American Century, which made news in 2020 for being the first asset manager to launch a semitransparent actively managed ETF, is showing that there is still plenty of firepower in the active management space.
“Active management performs well when things change,” said chief investment officer Victor Zhang.
“In 2020, despite all the volatility, the rate of change requires active decision-making,” he added. “With Covid and the onslaught of its impact, it required immediate responses. Passive investing is a byproduct of what active managers have already done.
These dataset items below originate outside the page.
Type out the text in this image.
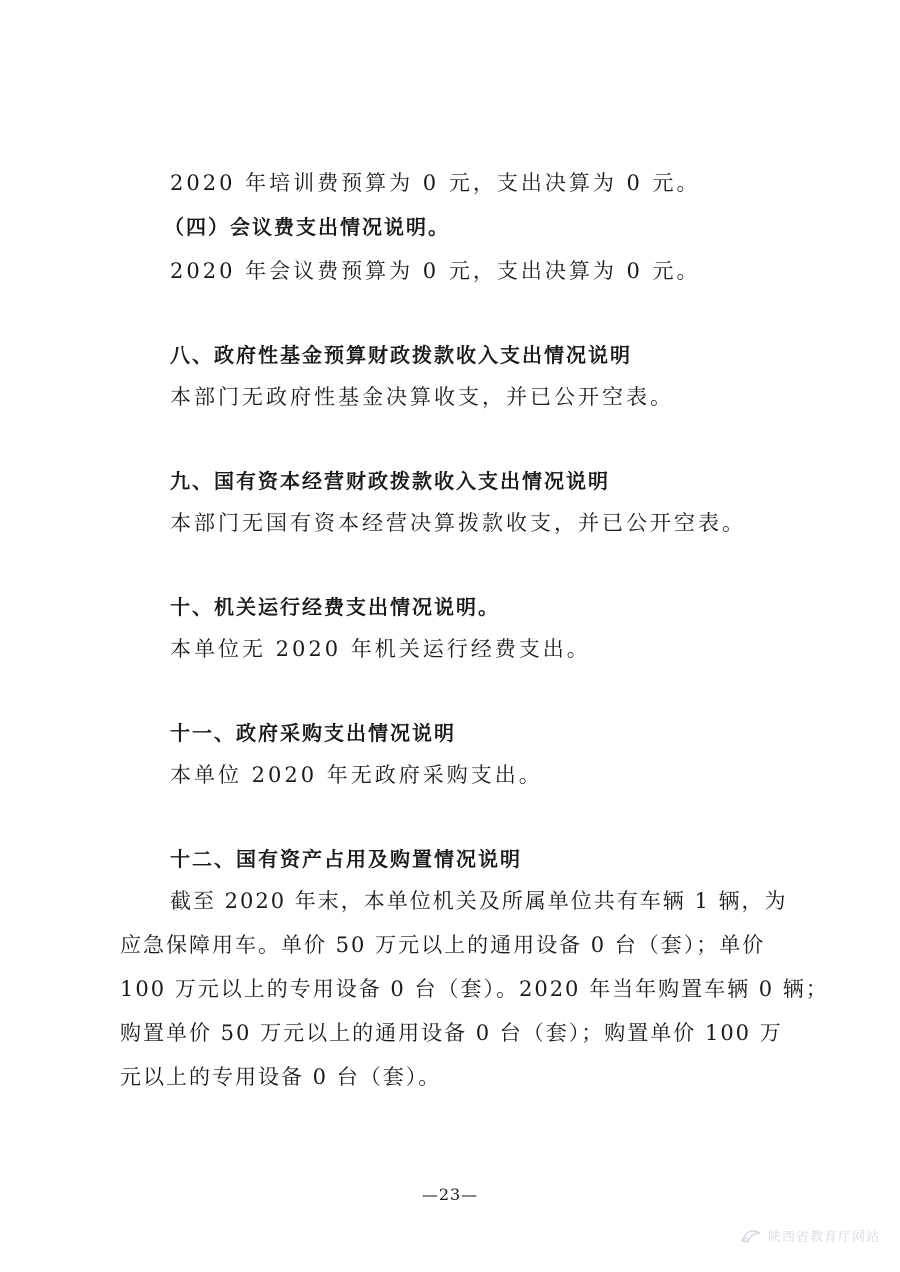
2020 年培训费预算为 0 元，支出决算为 0 元。
（四）会议费支出情况说明。
2020 年会议费预算为 0 元，支出决算为 0 元。
八、政府性基金预算财政拨款收入支出情况说明
本部门无政府性基金决算收支，并已公开空表。
九、国有资本经营财政拨款收入支出情况说明
本部门无国有资本经营决算拨款收支，并已公开空表。
十、机关运行经费支出情况说明。
本单位无 2020 年机关运行经费支出。
十一、政府采购支出情况说明
本单位 2020 年无政府采购支出。
十二、国有资产占用及购置情况说明
截至 2020 年末，本单位机关及所属单位共有车辆 1 辆，为
应急保障用车。单价 50 万元以上的通用设备 0 台（套）；单价
100 万元以上的专用设备 0 台（套）。2020 年当年购置车辆 0 辆；
购置单价 50 万元以上的通用设备 0 台（套）；购置单价 100 万
元以上的专用设备 0 台（套）。
—23—
陕西省教育厅网站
Within equities we were good in growth, value, U.S. and non-U.S, and it comes back to us having a very solid and robust team.”
And while American Century doesn’t openly promote itself as an ESG-focused company, Zhang said it is very much a part of the asset management philosophy.
“Before people were paying serious attention to sustainable being a global economic trend, we were looking at how real industries and companies are taking advantage of these trends, and right now 80% of our assets have ESG integration,” he said. “That doesn’t mean it’s an ESG portfolio, it means we consider ESG factors in our decision-making.”
At Carillon Tower, an investment subsidiary of Raymond James, the small company fixed-income winner attributed the award to not being too aggressive in chasing performance when yields have been so low.
“The environment today is as challenging as it has been in the past 30 or 40 years, and the important thing is you communicate to clients to have proper expectations,” said Mark Egan, chief investment officer at Reams Asset Management, the lead portfolio manager of the Carillon Reams Bond Funds.
The asset manager was cautious and conservatively biased heading into the pandemic because things were expensive, Egan said.
“Low-risk portfolios gave us the ability to take advantage of pandemic-related panic. We were positioned perfectly heading into the pandemic because we were positioned for a volatility storm,” he said.